Using DESeq2 for gene-level differential expression analysis

The metadata below describes an RNA-seq analysis experiment, in which the metadata table below and associated count matrix have been loaded into R as meta and counts, respectively. Additionally, all of the appropriate libraries have been loaded for you.

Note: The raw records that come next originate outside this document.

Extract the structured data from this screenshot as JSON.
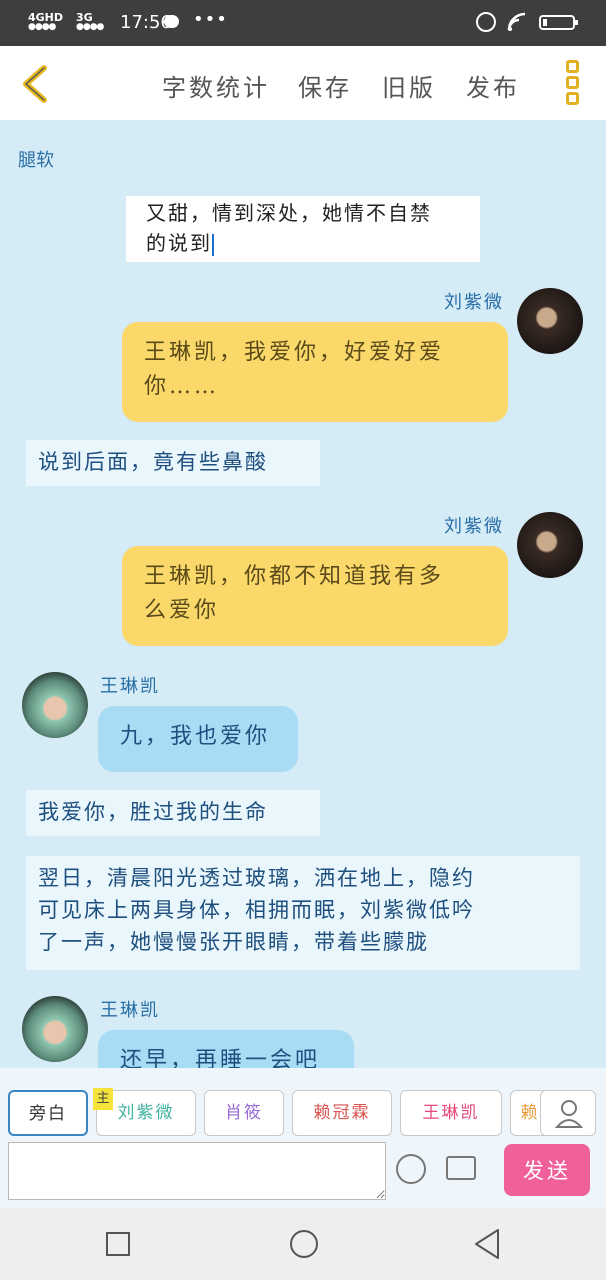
{
  "status_bar": {
    "network_1": "4GHD",
    "network_2": "3G",
    "time": "17:56",
    "more": "•••",
    "battery_level": 0.15
  },
  "toolbar": {
    "word_count": "字数统计",
    "save": "保存",
    "old_version": "旧版",
    "publish": "发布"
  },
  "chat": {
    "chapter_title": "腿软",
    "editing_text_line1": "又甜，情到深处，她情不自禁",
    "editing_text_line2": "的说到",
    "messages": [
      {
        "type": "right",
        "speaker": "刘紫微",
        "text_line1": "王琳凯，我爱你，好爱好爱",
        "text_line2": "你……"
      },
      {
        "type": "narration",
        "text": "说到后面，竟有些鼻酸"
      },
      {
        "type": "right",
        "speaker": "刘紫微",
        "text_line1": "王琳凯，你都不知道我有多",
        "text_line2": "么爱你"
      },
      {
        "type": "left",
        "speaker": "王琳凯",
        "text": "九，我也爱你"
      },
      {
        "type": "narration",
        "text": "我爱你，胜过我的生命"
      },
      {
        "type": "narration",
        "text_line1": "翌日，清晨阳光透过玻璃，洒在地上，隐约",
        "text_line2": "可见床上两具身体，相拥而眠，刘紫微低吟",
        "text_line3": "了一声，她慢慢张开眼睛，带着些朦胧"
      },
      {
        "type": "left",
        "speaker": "王琳凯",
        "text": "还早，再睡一会吧"
      }
    ]
  },
  "character_bar": {
    "chips": [
      "旁白",
      "刘紫微",
      "肖筱",
      "赖冠霖",
      "王琳凯",
      "赖"
    ],
    "main_tag": "主"
  },
  "input": {
    "placeholder": "",
    "send_label": "发送"
  },
  "colors": {
    "send": "#f0609a",
    "right_bubble": "#fad96a",
    "left_bubble": "#a8dcf5",
    "background": "#d5ecf7"
  }
}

Use the information in the table to answer the following questions.

meta

	Genotype	Celltype	Batch
sample1	Wt	typeA	second
sample2	Wt	typeA	second
sample3	Wt	typeA	first
sample4	KO	typeA	first
sample5	KO	typeA	first
sample6	KO	typeA	second
sample7	Wt	typeB	second
sample8	Wt	typeB	first
sample9	Wt	typeB	second
sample10	KO	typeB	first
sample11	KO	typeB	first
sample12	KO	typeB	second

NOTE: This is an exercise in thinking about running DESeq2. You do not need to run any code in R/RStudio. Refer to the materials/lessons from class to answer the following questions.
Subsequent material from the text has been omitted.